I also realized it was time for a checkup of my Checkup because I did not have a focus on virtual brand and social media in the original Career Wellness Checkup. Crazy, huh?  Considering, here I am on social media talking about it.

I’m revising my Checkup as we speak and here is the first question I’m adding:

Do you know your social profile? 

In other words, do you know where you are “showing up” online?  You should know if you are on LinkedIn, Twitter, Facebook or any other social network.  But do you know what people can & do see about you there, depending on how they are connected to you or not?  And there may be information online about you that you did not put there.

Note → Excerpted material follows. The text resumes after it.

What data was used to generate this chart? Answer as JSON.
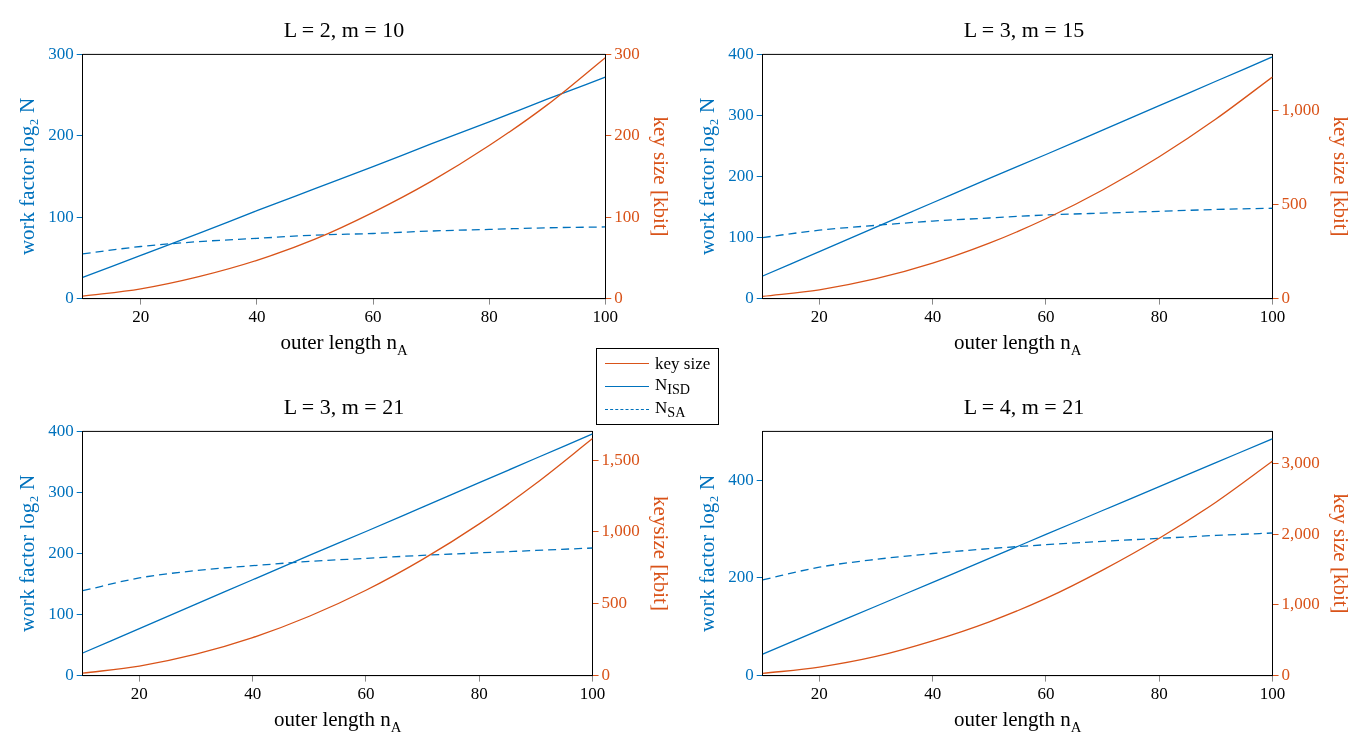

Here’s a fun exercise: Google yourself. If you have a common name, add the name of your city or your company to your search.  You might be surprised at what comes up.

Recruiters, potential clients, potential employers and employees – they all have access to information about you, just clicks away.  What will they see?  Next week, I’ll talk about taking control of your social profile.

CWC #12

Do you know colleagues within your company but outside your workteam?

Too many people downplay and even look down on the idea of proactively getting to know others within their company with whom they don’t directly work.

“I don’t socialize at work.”

“I don’t play politics.” 

“That’s just wasting time.”

These are a few excuses people give.  Yes, I say excuses, because often what I find out is that they are simply uncomfortable reaching out and initiating communication and this is how they justify not doing so. Sometimes I find people are simply unaware of how important relationships are in business.

Talking to more people in more areas of your business gives you a broader perspective, which generally makes your solutions better.  You also may have an easier time gaining approval for your solutions if you have more advocacy particularly across departmental lines.  And, you just may be able to give not just get, and help your organization in the process.  Overall, it helps you to be more effective across the board.  Could you be more effective than you are today?